De rechtbank merkt als belanghebbende aan:
[pleegvader01],
hierna te noemen: de pleegvader, wonende te [woonplaats01] ,
advocaat: mr. M. ter Haar-Bas, kantoorhoudende te Rotterdam,
de gecertificeerde instelling Jeugdbescherming West,
gevestigd te Dordrecht, hierna te noemen: de jeugdbescherming.

1.Het verloop van de procedure

1.1.
De rechtbank neemt de volgende stukken mee in haar beoordeling:
  • het verzoekschrift van de Raad met bijlagen van 10 januari 2024;
  • het nagekomen Raadsrapport van 25 januari 2024;
  • het e-mailbericht van mr. ter Haar-Bas met als bijlage een e-mailbericht van de vader van 1 februari 2024.
1.2.
De mondelinge behandeling met gesloten deuren heeft plaatsgevonden op 6 februari 2024. Daarbij waren aanwezig:
- [voornaam minderjarige01] , die na afloop van de mondelinge behandeling apart is gehoord;
- een vertegenwoordigster van de Raad, [naam01] ;
  • twee vertegenwoordigers van de GI, mw. [naam02] en mw. [naam03] ;
  • de advocaat van de pleegvader.
De pleegvader is niet verschenen. De rechtbank stelt vast dat de pleegvader wel juist is opgeroepen.
1.3.
De kinderrechter heeft [voornaam minderjarige01] naar haar mening gevraagd. [voornaam minderjarige01] heeft hierover een gesprek gevoerd met de kinderrechter. Tijdens dit gesprek is naar voren gekomen dat [voornaam minderjarige01] hoopt een vaste plek te krijgen op een kamertrainingscentrum of op een groep waar zij begeleid kan wonen. Ook loopt [voornaam minderjarige01] tegen praktische problemen aan, zoals het afsluiten van een telefoonabonnement of het kopen van kleren. Zij hoopt dat hiervoor een oplossing komt. Ze kan haar problemen bespreken met haar jeugdreclasseerder en vrienden. Concluderend is [voornaam minderjarige01] het eens met het verzoek van de Raad.

2.Kern van de zaak

2.1.
Deze zaak gaat over het verzoek tot de ondertoezichtstelling en het verlenen van een machtiging uithuisplaatsing van [voornaam minderjarige01] in een accommodatie van een jeugdhulpaanbieder. De kinderrechter heeft geoordeeld dat [voornaam minderjarige01] onder toezicht wordt gesteld voor de duur van een jaar. Ook heeft de kinderrechter een machtiging uithuisplaatsing van [voornaam minderjarige01] in een accommodatie jeugdhulpaanbieder verleend voor de duur van negen maanden.
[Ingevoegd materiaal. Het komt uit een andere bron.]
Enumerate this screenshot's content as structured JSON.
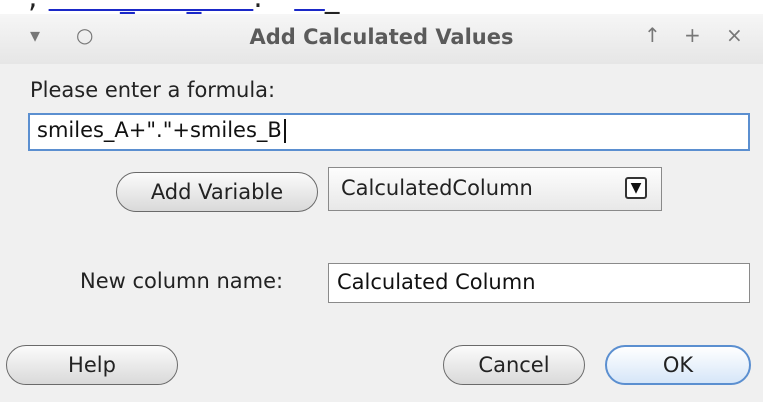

Deze beslissing treedt meteen in werking.

3.De feiten

3.1.
De pleegvader is belast met het ouderlijk gezag over [voornaam minderjarige01] .
3.2.
[voornaam minderjarige01] verblijft op een crisisopvang.
3.3.
De kinderrechter heeft bij beschikking van 10 november 2023 [voornaam minderjarige01] voorlopig
onder toezicht gesteld tot 10 februari 2024. De kinderrechter heeft bij deze beschikking ook
een machtiging tot uithuisplaatsing van [voornaam minderjarige01] in een accommodatie van een
jeugdhulpaanbieder verleend voor de duur van vier weken. Bij beschikking van 23 november 2023 is de machtiging tot uithuisplaatsing van [voornaam minderjarige01] in een accommodatie van een jeugdhulpaanbieder verlengd tot 10 februari 2024.

4.Het verzoek

4.1.
De Raad verzoekt de ondertoezichtstelling van [voornaam minderjarige01] voor de duur van een jaar en een machtiging tot uithuisplaatsing van [voornaam minderjarige01] in een accommodatie van een jeugdhulpaanbieder voor de duur van negen maanden. De Raad verzoekt de beslissing uitvoerbaar bij voorraad te verklaren. Dit betekent dat de Raad aan de kinderrechter vraagt om te bepalen dat de beslissing meteen in werking treedt, ook als er hoger beroep tegen de beslissing van de kinderrechter wordt ingesteld.

5.De standpunten

5.1.
De Raad heeft het verzoek ter zitting gehandhaafd en als volgt toegelicht. De Raad heeft zorgen over de beschuldigen die [voornaam minderjarige01] heeft geuit. De samenwerking vanuit de pleegvader is op dit moment gestopt. Daardoor heeft de Raad geen zicht kunnen verkrijgen op de thuissituatie bij de pleegvader. [voornaam minderjarige01] heeft vele wisselingen en verlieservaringen meegemaakt. Op dit moment ervaart zij een verstoorde relatie met haar opvoeders. Gezien wordt dat [voornaam minderjarige01] steeds meer zelfbepalend is. De Raad ziet ook dat het vertrouwen van pleegvader is beschadigd. De Raad stelt dat een ondertoezichtstelling en machtiging uithuisplaatsing noodzakelijk zijn. [voornaam minderjarige01] moet naar een woonvorm waar zij veiligheid zal ervaren en waar ze leert relaties aan te gaan. Ook vindt de Raad het belangrijk dat wordt onderzocht of het contact tussen [voornaam minderjarige01] en de pleegvader kan worden hersteld. De machtiging tot uithuisplaatsing is gevraagd voor de duur van negen maanden, omdat [voornaam minderjarige01] binnen deze termijn duidelijkheid moet krijgen over haar opgroeiperspectief.
5.2.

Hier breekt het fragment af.